Peu de villes de l’ordre d’Hyères[1] ont reçu de plus nombreuses et de plus illustres visites : sans parler de celles de saint Louis, de François Ier, de Charles-Quint, de Charles IX, la jeunesse, la beauté, la fortune, viennent des extrémités de l’Europe y chercher la santé ; on y vient aussi mourir, et les victimes de lésions incurables contractées sous d’autres climats s’éteignent sans douleur sous celui-ci. L’âpre souffle du mistral s’adoucit à Hyères ; la température, toujours de cinq à six degrés plus élevée que sur les montagnes environnantes, est la même que celle de Nice, et l’hiver se passe le plus souvent sans qu’elle descende à zéro.

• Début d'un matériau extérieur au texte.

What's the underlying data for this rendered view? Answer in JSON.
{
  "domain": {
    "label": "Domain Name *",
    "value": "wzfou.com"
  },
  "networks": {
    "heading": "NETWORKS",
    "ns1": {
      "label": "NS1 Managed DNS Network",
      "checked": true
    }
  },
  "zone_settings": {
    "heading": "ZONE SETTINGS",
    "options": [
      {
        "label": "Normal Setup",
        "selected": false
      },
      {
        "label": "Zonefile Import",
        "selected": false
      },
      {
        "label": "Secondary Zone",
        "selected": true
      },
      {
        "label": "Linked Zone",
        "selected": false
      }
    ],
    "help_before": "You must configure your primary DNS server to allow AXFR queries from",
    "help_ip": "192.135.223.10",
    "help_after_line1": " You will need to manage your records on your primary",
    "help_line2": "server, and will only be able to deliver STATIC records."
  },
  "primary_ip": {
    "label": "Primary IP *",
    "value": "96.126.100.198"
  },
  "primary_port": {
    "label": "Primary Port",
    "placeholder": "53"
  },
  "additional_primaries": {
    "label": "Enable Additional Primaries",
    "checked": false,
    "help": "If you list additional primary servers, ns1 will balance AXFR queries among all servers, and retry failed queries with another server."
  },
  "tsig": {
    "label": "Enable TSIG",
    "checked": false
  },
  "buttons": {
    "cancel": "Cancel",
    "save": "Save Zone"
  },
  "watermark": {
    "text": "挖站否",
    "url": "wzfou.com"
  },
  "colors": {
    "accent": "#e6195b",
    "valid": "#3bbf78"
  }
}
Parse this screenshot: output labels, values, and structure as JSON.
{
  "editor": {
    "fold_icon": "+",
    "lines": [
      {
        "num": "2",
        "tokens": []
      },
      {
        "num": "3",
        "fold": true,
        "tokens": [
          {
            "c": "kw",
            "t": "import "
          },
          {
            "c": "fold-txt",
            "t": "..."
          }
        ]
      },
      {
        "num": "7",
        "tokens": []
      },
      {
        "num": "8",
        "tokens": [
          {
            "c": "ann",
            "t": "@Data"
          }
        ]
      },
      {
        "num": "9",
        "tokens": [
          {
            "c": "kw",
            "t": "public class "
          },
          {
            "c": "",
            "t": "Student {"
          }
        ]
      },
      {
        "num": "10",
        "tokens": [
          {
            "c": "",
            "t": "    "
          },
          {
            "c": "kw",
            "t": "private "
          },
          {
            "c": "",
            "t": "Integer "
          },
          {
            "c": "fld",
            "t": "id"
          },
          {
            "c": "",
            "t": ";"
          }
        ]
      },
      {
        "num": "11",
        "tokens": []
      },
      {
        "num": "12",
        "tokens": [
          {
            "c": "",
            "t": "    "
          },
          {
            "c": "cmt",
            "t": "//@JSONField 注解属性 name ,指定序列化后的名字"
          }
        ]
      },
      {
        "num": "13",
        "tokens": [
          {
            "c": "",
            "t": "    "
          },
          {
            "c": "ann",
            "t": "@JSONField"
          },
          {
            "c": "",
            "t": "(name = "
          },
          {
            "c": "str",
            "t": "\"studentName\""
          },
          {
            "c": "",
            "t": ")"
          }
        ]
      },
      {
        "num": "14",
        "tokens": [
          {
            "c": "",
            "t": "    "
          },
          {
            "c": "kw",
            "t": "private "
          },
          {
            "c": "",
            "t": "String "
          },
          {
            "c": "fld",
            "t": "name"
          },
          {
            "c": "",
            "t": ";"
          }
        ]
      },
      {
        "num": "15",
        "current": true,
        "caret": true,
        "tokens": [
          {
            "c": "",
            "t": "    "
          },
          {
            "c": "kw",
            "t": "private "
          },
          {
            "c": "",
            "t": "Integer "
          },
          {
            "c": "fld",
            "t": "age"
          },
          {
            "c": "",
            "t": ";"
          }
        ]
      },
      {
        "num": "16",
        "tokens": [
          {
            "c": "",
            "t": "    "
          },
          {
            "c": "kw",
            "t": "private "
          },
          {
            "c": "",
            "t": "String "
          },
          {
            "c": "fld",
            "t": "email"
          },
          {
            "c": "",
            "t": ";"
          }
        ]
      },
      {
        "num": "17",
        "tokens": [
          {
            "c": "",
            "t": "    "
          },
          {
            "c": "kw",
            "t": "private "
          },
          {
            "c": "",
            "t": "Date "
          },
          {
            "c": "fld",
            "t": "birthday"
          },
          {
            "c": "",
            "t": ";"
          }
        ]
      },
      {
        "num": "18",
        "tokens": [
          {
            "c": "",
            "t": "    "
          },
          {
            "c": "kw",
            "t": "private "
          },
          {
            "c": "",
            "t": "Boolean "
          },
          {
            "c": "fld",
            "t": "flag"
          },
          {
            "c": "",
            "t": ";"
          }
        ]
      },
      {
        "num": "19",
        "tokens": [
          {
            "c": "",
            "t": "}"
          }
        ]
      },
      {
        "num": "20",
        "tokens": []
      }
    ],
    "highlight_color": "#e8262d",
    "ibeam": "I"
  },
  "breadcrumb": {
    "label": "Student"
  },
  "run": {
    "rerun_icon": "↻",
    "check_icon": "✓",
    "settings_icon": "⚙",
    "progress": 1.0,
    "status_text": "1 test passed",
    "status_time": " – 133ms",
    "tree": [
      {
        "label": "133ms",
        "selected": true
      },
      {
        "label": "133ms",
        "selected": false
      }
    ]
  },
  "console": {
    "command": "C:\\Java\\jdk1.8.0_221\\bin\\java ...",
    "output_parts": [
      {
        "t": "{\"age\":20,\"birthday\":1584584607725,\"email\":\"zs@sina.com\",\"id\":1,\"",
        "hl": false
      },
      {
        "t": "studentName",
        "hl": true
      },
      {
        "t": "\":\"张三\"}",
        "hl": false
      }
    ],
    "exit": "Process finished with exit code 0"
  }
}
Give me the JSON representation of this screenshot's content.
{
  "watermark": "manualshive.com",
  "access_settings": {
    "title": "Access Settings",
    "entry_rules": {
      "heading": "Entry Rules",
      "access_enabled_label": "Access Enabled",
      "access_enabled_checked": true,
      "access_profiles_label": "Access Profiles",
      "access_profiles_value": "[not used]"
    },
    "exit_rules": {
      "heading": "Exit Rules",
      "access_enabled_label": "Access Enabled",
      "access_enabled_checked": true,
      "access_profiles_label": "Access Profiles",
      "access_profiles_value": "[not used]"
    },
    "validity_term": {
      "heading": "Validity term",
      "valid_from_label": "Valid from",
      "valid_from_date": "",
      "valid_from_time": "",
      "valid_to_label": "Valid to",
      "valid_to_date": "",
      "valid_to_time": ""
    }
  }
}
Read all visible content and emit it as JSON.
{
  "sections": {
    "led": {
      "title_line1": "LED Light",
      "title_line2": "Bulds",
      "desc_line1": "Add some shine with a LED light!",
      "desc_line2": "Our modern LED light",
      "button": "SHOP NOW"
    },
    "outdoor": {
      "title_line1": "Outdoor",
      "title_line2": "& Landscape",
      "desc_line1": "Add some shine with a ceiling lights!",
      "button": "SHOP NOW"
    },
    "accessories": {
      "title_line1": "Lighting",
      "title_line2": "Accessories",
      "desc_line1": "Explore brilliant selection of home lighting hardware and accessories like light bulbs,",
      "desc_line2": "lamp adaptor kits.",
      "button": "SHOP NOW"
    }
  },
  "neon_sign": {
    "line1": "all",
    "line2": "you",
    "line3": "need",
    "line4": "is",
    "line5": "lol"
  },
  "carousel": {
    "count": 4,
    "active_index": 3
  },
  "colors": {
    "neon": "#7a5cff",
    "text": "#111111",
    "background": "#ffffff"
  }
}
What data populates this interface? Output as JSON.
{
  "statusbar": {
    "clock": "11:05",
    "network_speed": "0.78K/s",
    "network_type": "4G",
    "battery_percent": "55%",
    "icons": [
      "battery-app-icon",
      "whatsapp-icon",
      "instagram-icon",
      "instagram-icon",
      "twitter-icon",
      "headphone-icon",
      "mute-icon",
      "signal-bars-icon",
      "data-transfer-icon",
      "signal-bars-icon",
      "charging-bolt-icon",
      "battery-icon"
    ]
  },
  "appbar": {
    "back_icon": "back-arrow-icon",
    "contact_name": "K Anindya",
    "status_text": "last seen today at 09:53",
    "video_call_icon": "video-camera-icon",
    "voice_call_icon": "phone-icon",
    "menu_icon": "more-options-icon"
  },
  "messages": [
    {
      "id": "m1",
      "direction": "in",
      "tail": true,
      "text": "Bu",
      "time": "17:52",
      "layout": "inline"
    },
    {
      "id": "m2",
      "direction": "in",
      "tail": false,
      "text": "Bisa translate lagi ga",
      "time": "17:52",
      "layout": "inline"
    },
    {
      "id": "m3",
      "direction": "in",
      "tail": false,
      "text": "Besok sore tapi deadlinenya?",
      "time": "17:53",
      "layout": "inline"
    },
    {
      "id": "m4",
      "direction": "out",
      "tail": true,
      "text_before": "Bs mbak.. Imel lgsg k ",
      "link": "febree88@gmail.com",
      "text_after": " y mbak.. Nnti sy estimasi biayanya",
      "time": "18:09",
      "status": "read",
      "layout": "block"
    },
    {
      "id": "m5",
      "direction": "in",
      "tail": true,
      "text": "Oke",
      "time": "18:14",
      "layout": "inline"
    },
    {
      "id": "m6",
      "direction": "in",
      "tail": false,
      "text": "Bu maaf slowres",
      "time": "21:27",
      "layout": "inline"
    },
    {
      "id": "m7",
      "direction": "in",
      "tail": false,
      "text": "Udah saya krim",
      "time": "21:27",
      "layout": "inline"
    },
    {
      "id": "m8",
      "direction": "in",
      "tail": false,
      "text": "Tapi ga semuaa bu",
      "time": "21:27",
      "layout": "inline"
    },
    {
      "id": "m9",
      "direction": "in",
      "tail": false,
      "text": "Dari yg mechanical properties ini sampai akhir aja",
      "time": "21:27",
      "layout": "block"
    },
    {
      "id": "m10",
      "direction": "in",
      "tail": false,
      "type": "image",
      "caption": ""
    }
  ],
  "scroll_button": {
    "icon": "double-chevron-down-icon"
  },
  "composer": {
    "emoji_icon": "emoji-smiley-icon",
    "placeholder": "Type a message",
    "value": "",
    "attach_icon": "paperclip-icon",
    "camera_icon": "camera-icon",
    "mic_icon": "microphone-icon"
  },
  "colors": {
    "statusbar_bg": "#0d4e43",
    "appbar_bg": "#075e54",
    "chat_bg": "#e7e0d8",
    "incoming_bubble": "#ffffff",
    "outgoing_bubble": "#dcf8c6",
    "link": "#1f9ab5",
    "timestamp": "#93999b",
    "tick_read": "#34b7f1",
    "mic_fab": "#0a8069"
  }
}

La végétation se ressent de cette heureuse influence ; dans la banlieue, 2,300 hectares de vignes sont garnis d’oliviers épars ; 650 autres sont exclusivement occupés par ces arbres ; les jardins d’orangers en comprennent 91, et, comme pour servir d’enseigne aux privilèges du climat, la terrasse de la ville est plantée de palmiers. La ville s’étale au soleil de midi sur la pente d’un coteau couronné de belles ruines ; une plaine d’une merveilleuse fertilité, nommée le Jardin d’Hyères, comme on dit la Huerta dans le royaume de Valence, se déroule à ses pieds ; la rade parée de ses îles et la haute mer bornent l’horizon. Cet heureux coin de la terre, dont la neutralité devrait être consacrée en faveur des malades de tous les pays, a souffert autant qu’aucun autre des vicissitudes de la guerre et des fautes des gouvernemens. En 1633, le président de Séguiran, n’y comptant que 7,000 habitans, le trouvait fort déchu de son premier lustre, et s’affligeait de ce que des familles des plus relevées de la province l’avaient abandonnée, pour ne pouvoir supporter les surcharges dont les malheurs de la guerre l’avaient accablée[2]. Cette décadence était alors loin de son terme, car, en 1690, les habitans de la communauté n’étaient que 4,100[3]. Le pays s’est depuis relevé ; la commune, qui forme à elle seule un canton, comptait 6,528 ames au

  1. On peut consulter sur ce pays les Promenades pittoresques à Hyères, de M. Alphonse Denis, ouvrage qui tient fort au-delà de ce que promet son titre.
  2. Procès-verbal de l’état des affaires de la côte maritime de Provence. (B. R., mss. 1037.)
  3. Mémoire sur la Provence, par M. Lebret, intendant, année 1698. (B. R., mss. N° 2241.)